Но и такое напряжение для многих представляет для многих «комплексную травму», о которой пишет практикующий психолог с 9-летним стажем Мирина Сойты в своей новой книге, вышедшей в издательстве АСТ.

Как отмечает в издательской аннотации психолог, автор youtube‑канала @Mark_Barton Марк Бартон, из книги Марины Сойты, можно узнать:

  • Как травма влияет на самовосприятие, отношения, семью, дружбу и работу
  • Какие паттерны поведения помогают нам справляться со стрессом
  • Как отпустить негативные убеждения о себе и многое другое

Главная же мысль книги заключается в том, что мы можем дать тяжелому прошлому пространство и научиться с ним жить, не боясь его.

В общем, книга должна подойти тем, кто хочет наладить свою жизнь к лучшему...

Предлагаем нашим читателям небольшой фрагмент:

Комплексная травма

Давайте начнем разговор о комплексной ⁠травме и о том, как она влияет на нашу жизнь. ⁠Комплексная травма — это наша реакция на ⁠травматический стрессор, то есть на ⁠событие, как указывают Джулиан ⁠Форд и Кристин Куртуа в книге «Терапия ⁠комплексных посттравматических стрессовых ⁠расстройств у взрослых», «наносящее организму фундаментальный, изменяющий жизнь психофизиологический вред».

Довольно часто мы связываем понятие «травмы» с ужасающими нас вещами — стихийными бедствиями, терактами, рабством, геноцидами, а такой диагноз, как ПТСР (посттравматическое стрессовое расстройство), может прочно ассоциироваться у нас с солдатами, вернувшимися с войны, — и, конечно, все вышеперечисленное способно оставить след в нашем теле и в нашей психике.

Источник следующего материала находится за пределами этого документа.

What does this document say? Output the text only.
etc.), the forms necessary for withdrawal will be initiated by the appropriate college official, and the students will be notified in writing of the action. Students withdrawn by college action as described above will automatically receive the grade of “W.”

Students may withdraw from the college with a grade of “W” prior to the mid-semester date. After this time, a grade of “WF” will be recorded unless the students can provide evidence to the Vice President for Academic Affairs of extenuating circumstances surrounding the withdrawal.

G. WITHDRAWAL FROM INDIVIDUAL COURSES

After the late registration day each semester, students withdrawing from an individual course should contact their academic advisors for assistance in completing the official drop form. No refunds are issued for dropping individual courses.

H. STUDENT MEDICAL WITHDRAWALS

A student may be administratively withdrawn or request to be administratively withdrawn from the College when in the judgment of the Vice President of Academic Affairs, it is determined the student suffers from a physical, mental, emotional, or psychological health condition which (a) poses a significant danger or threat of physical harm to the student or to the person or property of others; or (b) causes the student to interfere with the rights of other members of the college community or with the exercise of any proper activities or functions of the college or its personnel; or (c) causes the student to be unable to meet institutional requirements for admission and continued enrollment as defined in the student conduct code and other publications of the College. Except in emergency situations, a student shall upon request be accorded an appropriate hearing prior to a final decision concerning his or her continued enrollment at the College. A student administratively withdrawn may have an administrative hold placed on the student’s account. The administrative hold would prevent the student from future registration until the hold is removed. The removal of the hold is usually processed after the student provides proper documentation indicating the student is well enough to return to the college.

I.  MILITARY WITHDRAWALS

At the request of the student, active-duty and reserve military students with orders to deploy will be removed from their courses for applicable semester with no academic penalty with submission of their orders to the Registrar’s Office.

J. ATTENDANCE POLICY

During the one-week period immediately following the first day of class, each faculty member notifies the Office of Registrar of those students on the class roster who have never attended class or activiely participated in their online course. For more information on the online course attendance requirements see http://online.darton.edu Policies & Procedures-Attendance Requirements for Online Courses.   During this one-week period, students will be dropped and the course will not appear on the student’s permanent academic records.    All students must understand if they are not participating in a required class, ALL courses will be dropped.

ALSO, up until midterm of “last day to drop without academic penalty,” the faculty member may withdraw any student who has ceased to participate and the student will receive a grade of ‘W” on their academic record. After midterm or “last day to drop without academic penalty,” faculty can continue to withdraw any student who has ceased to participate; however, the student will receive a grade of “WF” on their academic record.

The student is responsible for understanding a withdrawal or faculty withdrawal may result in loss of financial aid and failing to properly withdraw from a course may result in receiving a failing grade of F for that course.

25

Но война — это не единственное событие, разрушающее человеческие жизни. В своей книге «Тело помнит все» Бессел Ван дер Колк пишет:

«На каждого солдата, служащего в зоне боевых действий, приходится десяток детей, находящихся под угрозой в своем собственном доме. Источник их боли и ужаса — это не вражеские солдаты, а люди, под чьей опекой они находятся».

Комплексная травма универсальна — она может возникнуть как в детском возрасте, так и во взрослой жизни, а причины возникновения посттравматического стресса гораздо шире, нежели то, что мы привычно с ним ассоциируем. Более того, комплексная травма часто проходит через поколения. Она подпитывается отсутствием признания или согласием с предыдущими травмами и потерями, а также повторяющимся насилием.

Благодаря многочисленным исследованиям в 2018 году произошло долгожданное для многих клиницистов событие: в МКБ-11 был представлен диагноз КПТСР — комплексное посттравматическое стрессовое расстройство, расширяющий наши представления о влиянии комплексной травмы на жизнь человека.

С момента появления диагноза ПТСР шли оживленные споры, касающиеся его ограничений. Многие исследователи и практики утверждали, что последствия взаимодействия с травматическим стрессором более длительного характера гораздо тяжелее, разнообразнее и комплекснее, нежели предполагает ПТСР.

Этот диагноз включает в себя три кластера симптомов: повторное переживание, избегание и чувство угрозы, в то время как к предложенной модели комплексного ПТСР добавлялись три дополнительных кластера, связанных с нарушениями самоорганизации: эмоциональная дисрегуляция, стойкие негативные представления о себе и проблемы в построении взаимоотношений.

Для КПТСР характерен опыт хронического воздействия межличностных травматических стрессоров (например, семейного или общественного, физического или сексуального насилия, жестокого обращения), который часто (но не всегда, например, когда взрослые переживают домашнее насилие или другие виды травматического плена или пыток) начинается в детстве.

Я хотела бы с самого начала этой книги обозначить, что не смотрю на последствия травмы как на патологию. Этот взгляд разделяют многие мои коллеги, и это достаточно новый и свежий способ осмыслить наши реакции. Любой переживший травму — выживший. Любой аспект нашего совладания с травмой — это наша сила, а не слабость. Любая наша реакция на травму нормальна.

Нормальная реакция на ненормальную ситуацию — вот что такое КПТСР.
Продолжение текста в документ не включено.